A 1950’s project to control flooding and generate electricity had dammed rivers in the Huai Valley Basin. After the cracks which appeared in the structure of the largest dam, the Banqiao, had been repaired, it was known as the ‘iron dam’. It had been designed to hold around 500 million cubic meters of water and to survive a ‘one in year flood’ – 30 cm (12 in) rain per day. The rainfall Typhoon Nina delivered, however, was a ‘one in 2,000 year flood’ as a record amount – over 1 m (3 ft) – fell in 24 hours.

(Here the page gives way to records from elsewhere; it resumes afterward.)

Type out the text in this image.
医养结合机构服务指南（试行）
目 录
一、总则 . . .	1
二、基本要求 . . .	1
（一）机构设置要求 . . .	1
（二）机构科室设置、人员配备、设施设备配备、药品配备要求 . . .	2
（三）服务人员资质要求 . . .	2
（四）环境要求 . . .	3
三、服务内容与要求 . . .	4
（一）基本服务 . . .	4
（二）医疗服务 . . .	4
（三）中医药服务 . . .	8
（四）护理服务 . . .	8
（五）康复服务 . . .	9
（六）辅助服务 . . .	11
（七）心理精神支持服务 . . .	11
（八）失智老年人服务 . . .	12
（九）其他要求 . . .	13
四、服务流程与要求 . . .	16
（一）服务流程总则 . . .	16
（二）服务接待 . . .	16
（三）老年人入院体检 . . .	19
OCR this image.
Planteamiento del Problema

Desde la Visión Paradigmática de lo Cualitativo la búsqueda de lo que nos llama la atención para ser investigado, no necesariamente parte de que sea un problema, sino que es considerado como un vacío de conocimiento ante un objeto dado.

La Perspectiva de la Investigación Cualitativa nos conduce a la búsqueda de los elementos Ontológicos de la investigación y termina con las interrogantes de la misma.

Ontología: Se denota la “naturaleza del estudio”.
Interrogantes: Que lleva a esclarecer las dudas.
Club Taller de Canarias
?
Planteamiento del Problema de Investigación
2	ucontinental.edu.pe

Flooding was inevitable and all forms of communication were wiped out by the appalling weather. The order to open the sluice gates was not received and only part of the area was evacuated. All the reservoirs were filled to capacity and at 00.30 on August 8, water topped the smaller Shimantan Dam and surged through. Half an hour later came the catastrophic failure of the Banqiao Dam, and a massive, fast-moving wall of water 13 km (8 mi) wide inundated towns, villages and farmland. In all, 62 dams failed or were breached to control flooding. Thousands of people drowned and even more died subsequently from famine and epidemics – nine days later, over a million survivors were still cut off by the floodwaters.
When: August 8 1975
Where: Henan Province, China
Death toll: 25,000 from flooding, 135,000 subsequently (Henan Province Hydrology Department figures).
You should know: Eminent hydrologist Chen Xing recommended 12 sluice gates at the planning stage of the Banqiao Dam; it was built with only five, and other dams also had reduced safety features. Chen was ‘removed’ from the project for his outspoken criticism.